Geçmişte ateşin kutsanması konusunda anlatılanların dışında tapınaklarda devamlı yanmakta olan ateşler : Bölge halkının inançları için yaptıkları tapınakların çok basit yapılar olmalarına rağmen, tüm tapınaklarında devamlı ateşlerin yanması için ateşgahları vardır. Bu ateşlerin devamlı yakılması ve kutsanması ile dini ibadetlerin yapılması için tapınaklarda din adamları sürekli bulunurlar.

Zerdüştlüğün ilk döneminde Tapınaklarda ki kutsal ateşlerin rahatsız olmamaları için yaklaşan her kim olursa olsun nefesinin kutsal ateşi rahatsız etmemesi için yüzünü örtmek zorunluluğu vardı. Dini törenler açık alanlarda ve ortasında büyük ateşlerin yakılması ile yapılırdı. Zerdüşt ´ün kanlı kurbanları yasaklaması sonrasında kutsal ateşe ekmek ve süt kurban olarak sunulmakta idi.
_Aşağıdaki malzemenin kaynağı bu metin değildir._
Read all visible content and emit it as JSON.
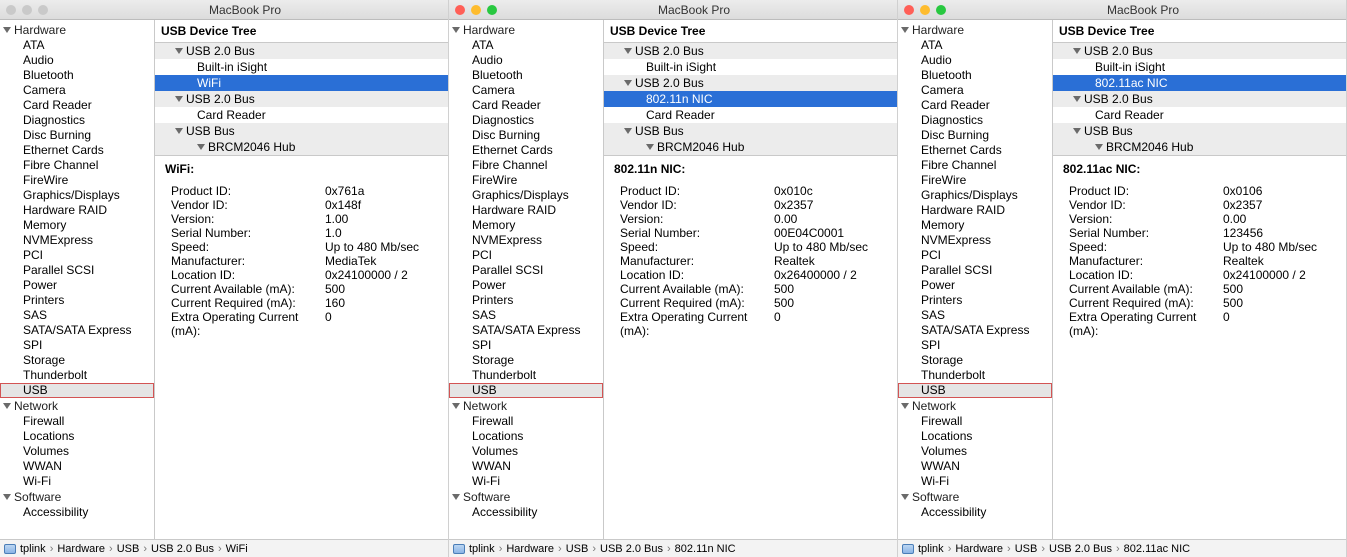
{
  "windows": [
    {
      "title": "MacBook Pro",
      "traffic_colored": false,
      "sidebar": {
        "groups": [
          {
            "label": "Hardware",
            "items": [
              "ATA",
              "Audio",
              "Bluetooth",
              "Camera",
              "Card Reader",
              "Diagnostics",
              "Disc Burning",
              "Ethernet Cards",
              "Fibre Channel",
              "FireWire",
              "Graphics/Displays",
              "Hardware RAID",
              "Memory",
              "NVMExpress",
              "PCI",
              "Parallel SCSI",
              "Power",
              "Printers",
              "SAS",
              "SATA/SATA Express",
              "SPI",
              "Storage",
              "Thunderbolt",
              "USB"
            ],
            "selected": "USB",
            "boxed": "USB"
          },
          {
            "label": "Network",
            "items": [
              "Firewall",
              "Locations",
              "Volumes",
              "WWAN",
              "Wi-Fi"
            ]
          },
          {
            "label": "Software",
            "items": [
              "Accessibility"
            ]
          }
        ]
      },
      "tree": {
        "header": "USB Device Tree",
        "rows": [
          {
            "type": "bus",
            "label": "USB 2.0 Bus"
          },
          {
            "type": "dev",
            "label": "Built-in iSight"
          },
          {
            "type": "dev",
            "label": "WiFi",
            "selected": true
          },
          {
            "type": "bus",
            "label": "USB 2.0 Bus"
          },
          {
            "type": "dev",
            "label": "Card Reader"
          },
          {
            "type": "bus",
            "label": "USB Bus"
          },
          {
            "type": "bus",
            "label": "BRCM2046 Hub",
            "indent": 1
          }
        ]
      },
      "detail": {
        "heading": "WiFi:",
        "rows": [
          {
            "k": "Product ID:",
            "v": "0x761a"
          },
          {
            "k": "Vendor ID:",
            "v": "0x148f"
          },
          {
            "k": "Version:",
            "v": "1.00"
          },
          {
            "k": "Serial Number:",
            "v": "1.0"
          },
          {
            "k": "Speed:",
            "v": "Up to 480 Mb/sec"
          },
          {
            "k": "Manufacturer:",
            "v": "MediaTek"
          },
          {
            "k": "Location ID:",
            "v": "0x24100000 / 2"
          },
          {
            "k": "Current Available (mA):",
            "v": "500"
          },
          {
            "k": "Current Required (mA):",
            "v": "160"
          },
          {
            "k": "Extra Operating Current (mA):",
            "v": "0"
          }
        ]
      },
      "breadcrumb": [
        "tplink",
        "Hardware",
        "USB",
        "USB 2.0 Bus",
        "WiFi"
      ]
    },
    {
      "title": "MacBook Pro",
      "traffic_colored": true,
      "sidebar": {
        "groups": [
          {
            "label": "Hardware",
            "items": [
              "ATA",
              "Audio",
              "Bluetooth",
              "Camera",
              "Card Reader",
              "Diagnostics",
              "Disc Burning",
              "Ethernet Cards",
              "Fibre Channel",
              "FireWire",
              "Graphics/Displays",
              "Hardware RAID",
              "Memory",
              "NVMExpress",
              "PCI",
              "Parallel SCSI",
              "Power",
              "Printers",
              "SAS",
              "SATA/SATA Express",
              "SPI",
              "Storage",
              "Thunderbolt",
              "USB"
            ],
            "selected": "USB",
            "boxed": "USB"
          },
          {
            "label": "Network",
            "items": [
              "Firewall",
              "Locations",
              "Volumes",
              "WWAN",
              "Wi-Fi"
            ]
          },
          {
            "label": "Software",
            "items": [
              "Accessibility"
            ]
          }
        ]
      },
      "tree": {
        "header": "USB Device Tree",
        "rows": [
          {
            "type": "bus",
            "label": "USB 2.0 Bus"
          },
          {
            "type": "dev",
            "label": "Built-in iSight"
          },
          {
            "type": "bus",
            "label": "USB 2.0 Bus"
          },
          {
            "type": "dev",
            "label": "802.11n NIC",
            "selected": true
          },
          {
            "type": "dev",
            "label": "Card Reader"
          },
          {
            "type": "bus",
            "label": "USB Bus"
          },
          {
            "type": "bus",
            "label": "BRCM2046 Hub",
            "indent": 1
          }
        ]
      },
      "detail": {
        "heading": "802.11n NIC:",
        "rows": [
          {
            "k": "Product ID:",
            "v": "0x010c"
          },
          {
            "k": "Vendor ID:",
            "v": "0x2357"
          },
          {
            "k": "Version:",
            "v": "0.00"
          },
          {
            "k": "Serial Number:",
            "v": "00E04C0001"
          },
          {
            "k": "Speed:",
            "v": "Up to 480 Mb/sec"
          },
          {
            "k": "Manufacturer:",
            "v": "Realtek"
          },
          {
            "k": "Location ID:",
            "v": "0x26400000 / 2"
          },
          {
            "k": "Current Available (mA):",
            "v": "500"
          },
          {
            "k": "Current Required (mA):",
            "v": "500"
          },
          {
            "k": "Extra Operating Current (mA):",
            "v": "0"
          }
        ]
      },
      "breadcrumb": [
        "tplink",
        "Hardware",
        "USB",
        "USB 2.0 Bus",
        "802.11n NIC"
      ]
    },
    {
      "title": "MacBook Pro",
      "traffic_colored": true,
      "sidebar": {
        "groups": [
          {
            "label": "Hardware",
            "items": [
              "ATA",
              "Audio",
              "Bluetooth",
              "Camera",
              "Card Reader",
              "Diagnostics",
              "Disc Burning",
              "Ethernet Cards",
              "Fibre Channel",
              "FireWire",
              "Graphics/Displays",
              "Hardware RAID",
              "Memory",
              "NVMExpress",
              "PCI",
              "Parallel SCSI",
              "Power",
              "Printers",
              "SAS",
              "SATA/SATA Express",
              "SPI",
              "Storage",
              "Thunderbolt",
              "USB"
            ],
            "selected": "USB",
            "boxed": "USB"
          },
          {
            "label": "Network",
            "items": [
              "Firewall",
              "Locations",
              "Volumes",
              "WWAN",
              "Wi-Fi"
            ]
          },
          {
            "label": "Software",
            "items": [
              "Accessibility"
            ]
          }
        ]
      },
      "tree": {
        "header": "USB Device Tree",
        "rows": [
          {
            "type": "bus",
            "label": "USB 2.0 Bus"
          },
          {
            "type": "dev",
            "label": "Built-in iSight"
          },
          {
            "type": "dev",
            "label": "802.11ac NIC",
            "selected": true
          },
          {
            "type": "bus",
            "label": "USB 2.0 Bus"
          },
          {
            "type": "dev",
            "label": "Card Reader"
          },
          {
            "type": "bus",
            "label": "USB Bus"
          },
          {
            "type": "bus",
            "label": "BRCM2046 Hub",
            "indent": 1
          }
        ]
      },
      "detail": {
        "heading": "802.11ac NIC:",
        "rows": [
          {
            "k": "Product ID:",
            "v": "0x0106"
          },
          {
            "k": "Vendor ID:",
            "v": "0x2357"
          },
          {
            "k": "Version:",
            "v": "0.00"
          },
          {
            "k": "Serial Number:",
            "v": "123456"
          },
          {
            "k": "Speed:",
            "v": "Up to 480 Mb/sec"
          },
          {
            "k": "Manufacturer:",
            "v": "Realtek"
          },
          {
            "k": "Location ID:",
            "v": "0x24100000 / 2"
          },
          {
            "k": "Current Available (mA):",
            "v": "500"
          },
          {
            "k": "Current Required (mA):",
            "v": "500"
          },
          {
            "k": "Extra Operating Current (mA):",
            "v": "0"
          }
        ]
      },
      "breadcrumb": [
        "tplink",
        "Hardware",
        "USB",
        "USB 2.0 Bus",
        "802.11ac NIC"
      ]
    }
  ]
}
Kutsal ateş bazı kaynaklara göre ise üçe ayrılmaktadır.Bunlar ;

- Farhang Ateşi ; Din adamlarının ateşi
- Guşnah Ateşi ; Savaşçıların ateşi
- Burzin Mihr Ateşi ; Köylü ve çiftçilerin, halkın ateşi olarak bir ayrıma tabi tutulur. Bu ateşin konumu toplumun sosyal yaşantısının açık bir yansımasıdır.

Zerdüştlüğe göre esasta yeryüzündeki her türlü canlı ve cansızda ateş vardır. İnsanda ,hayvanda , bitkilerde gökte ve yerde bu ateşi değişik zaman ve durumlarda açık görmek mümkündür. Bunlarda insanda bulunan ve insanların ilişkilerini sağlayan ve aynı zamanda Tanrı ile ilişkide olan ateşin en kutsal ateş olduğu belirlenir. Bu ateşin 215-216 değişik ateşten meydana geldiği ve her bir ateşin ise çalışan bir meslek grubuna ait olduğu belirtilir. Aynı zamanda insanların değişik şeylerden yaktığı ateşin, insanları kötülükten ve günahlardan arındırdığına inanılır. Ateşin, dünyanın yaratılışında altı unsurda karışık varlığı ile ateşten yaratıldıkları belirtilir. Bu unsurlar gökyüzü,yeryüzü,veya toprak,su,bitkiler,hayvanlar ve insanlardır.Bunların bünyesindeki ateşi değişik şekillerde ve olaylarda gözle dahi görmek mümkündür diye belirlenir. Zerdüştlükte sabah güneşinin öğleye kadar geçen zamanda bereket getirdiğine inanılırdı.